ABSTRACT

The technological and economic history discussed in Chapter 2 help us understand the origins and persistence of the vertically-integrated regulatory and business model, and the application of natural monopoly theory in designing regulatory institutions. That discussion also highlights the changes that have reduced the natural monopoly model’s relevance to the electric power industry. If this static model and its assumptions are inappropriate and a more dynamic regulatory model is required, what should that model look like?
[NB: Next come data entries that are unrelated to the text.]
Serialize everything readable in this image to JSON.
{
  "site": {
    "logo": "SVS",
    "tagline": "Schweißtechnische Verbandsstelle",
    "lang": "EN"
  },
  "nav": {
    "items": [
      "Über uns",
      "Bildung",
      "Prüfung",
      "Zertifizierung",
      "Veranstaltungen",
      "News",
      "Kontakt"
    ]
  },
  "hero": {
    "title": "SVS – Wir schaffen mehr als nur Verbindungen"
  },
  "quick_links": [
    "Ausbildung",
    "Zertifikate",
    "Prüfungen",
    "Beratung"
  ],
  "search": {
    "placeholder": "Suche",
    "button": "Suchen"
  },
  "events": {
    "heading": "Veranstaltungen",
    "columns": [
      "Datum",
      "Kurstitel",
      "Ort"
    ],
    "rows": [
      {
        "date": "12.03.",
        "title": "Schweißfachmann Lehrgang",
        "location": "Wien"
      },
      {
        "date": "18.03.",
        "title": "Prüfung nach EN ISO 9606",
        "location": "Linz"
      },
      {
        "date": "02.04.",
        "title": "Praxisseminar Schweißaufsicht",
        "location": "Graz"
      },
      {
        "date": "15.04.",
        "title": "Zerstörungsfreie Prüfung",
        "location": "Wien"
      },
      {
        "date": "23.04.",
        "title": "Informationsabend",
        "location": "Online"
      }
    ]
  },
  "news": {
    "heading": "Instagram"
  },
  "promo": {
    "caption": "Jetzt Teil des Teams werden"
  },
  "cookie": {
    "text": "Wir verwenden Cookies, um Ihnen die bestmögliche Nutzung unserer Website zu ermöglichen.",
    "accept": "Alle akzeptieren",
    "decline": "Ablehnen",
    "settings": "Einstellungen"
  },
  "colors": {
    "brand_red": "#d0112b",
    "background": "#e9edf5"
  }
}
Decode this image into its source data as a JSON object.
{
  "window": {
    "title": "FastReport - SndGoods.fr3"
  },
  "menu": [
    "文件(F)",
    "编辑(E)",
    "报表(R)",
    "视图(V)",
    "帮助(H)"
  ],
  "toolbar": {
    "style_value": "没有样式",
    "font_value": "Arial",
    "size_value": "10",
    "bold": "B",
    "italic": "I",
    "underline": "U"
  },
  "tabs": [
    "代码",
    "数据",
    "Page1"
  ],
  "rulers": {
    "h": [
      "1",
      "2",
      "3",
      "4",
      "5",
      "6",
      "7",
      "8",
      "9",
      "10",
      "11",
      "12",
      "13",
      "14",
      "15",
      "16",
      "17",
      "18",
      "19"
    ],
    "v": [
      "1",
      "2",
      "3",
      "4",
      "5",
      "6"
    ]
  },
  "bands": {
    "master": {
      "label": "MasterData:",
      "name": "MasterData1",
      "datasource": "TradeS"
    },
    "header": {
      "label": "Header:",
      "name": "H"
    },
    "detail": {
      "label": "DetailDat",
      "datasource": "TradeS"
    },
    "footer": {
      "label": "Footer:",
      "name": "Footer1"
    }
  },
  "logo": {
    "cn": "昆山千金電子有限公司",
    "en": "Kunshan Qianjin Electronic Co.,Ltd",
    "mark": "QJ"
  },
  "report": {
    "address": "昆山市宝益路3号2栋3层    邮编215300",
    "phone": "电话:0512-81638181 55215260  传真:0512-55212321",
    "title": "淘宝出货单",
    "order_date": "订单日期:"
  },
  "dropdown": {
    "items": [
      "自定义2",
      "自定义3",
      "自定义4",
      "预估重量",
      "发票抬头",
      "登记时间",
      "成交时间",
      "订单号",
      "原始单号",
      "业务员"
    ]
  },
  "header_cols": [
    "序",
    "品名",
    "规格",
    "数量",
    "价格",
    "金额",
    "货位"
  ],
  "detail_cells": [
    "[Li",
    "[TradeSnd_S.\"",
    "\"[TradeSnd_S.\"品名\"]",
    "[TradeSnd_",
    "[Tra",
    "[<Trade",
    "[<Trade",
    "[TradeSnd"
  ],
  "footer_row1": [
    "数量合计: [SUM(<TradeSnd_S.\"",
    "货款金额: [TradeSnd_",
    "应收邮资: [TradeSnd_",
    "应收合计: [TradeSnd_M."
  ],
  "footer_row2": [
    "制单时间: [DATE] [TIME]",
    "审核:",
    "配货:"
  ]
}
Following Beinhocker (2006), I categorize this model as one of “complexity economics.” Complexity economics frames economic questions explicitly in terms of the dynamics of human action and interaction, over space and time. It also relies on economic coordination and productive/dynamic efficiency as welfare criteria, not on allocative/static efficiency, as discussed in Chapter 2. The coordination framework used in this analysis has the following defining ideas:

1 Heterogeneous agents with diffuse private knowledge; 2 The benefits of decentralized coordination; 3 The possibility of emergent order, both economic and physical, in electric

power systems; 4 Technological change makes decentralized coordination and emergent order

possible; 5 Institutions play a crucial role in enabling heterogeneous agents with

diffuse, private knowledge to achieve decentralized coordination and emergent order; and

6 Institutions must have the capacity to adapt to unknown and changing conditions.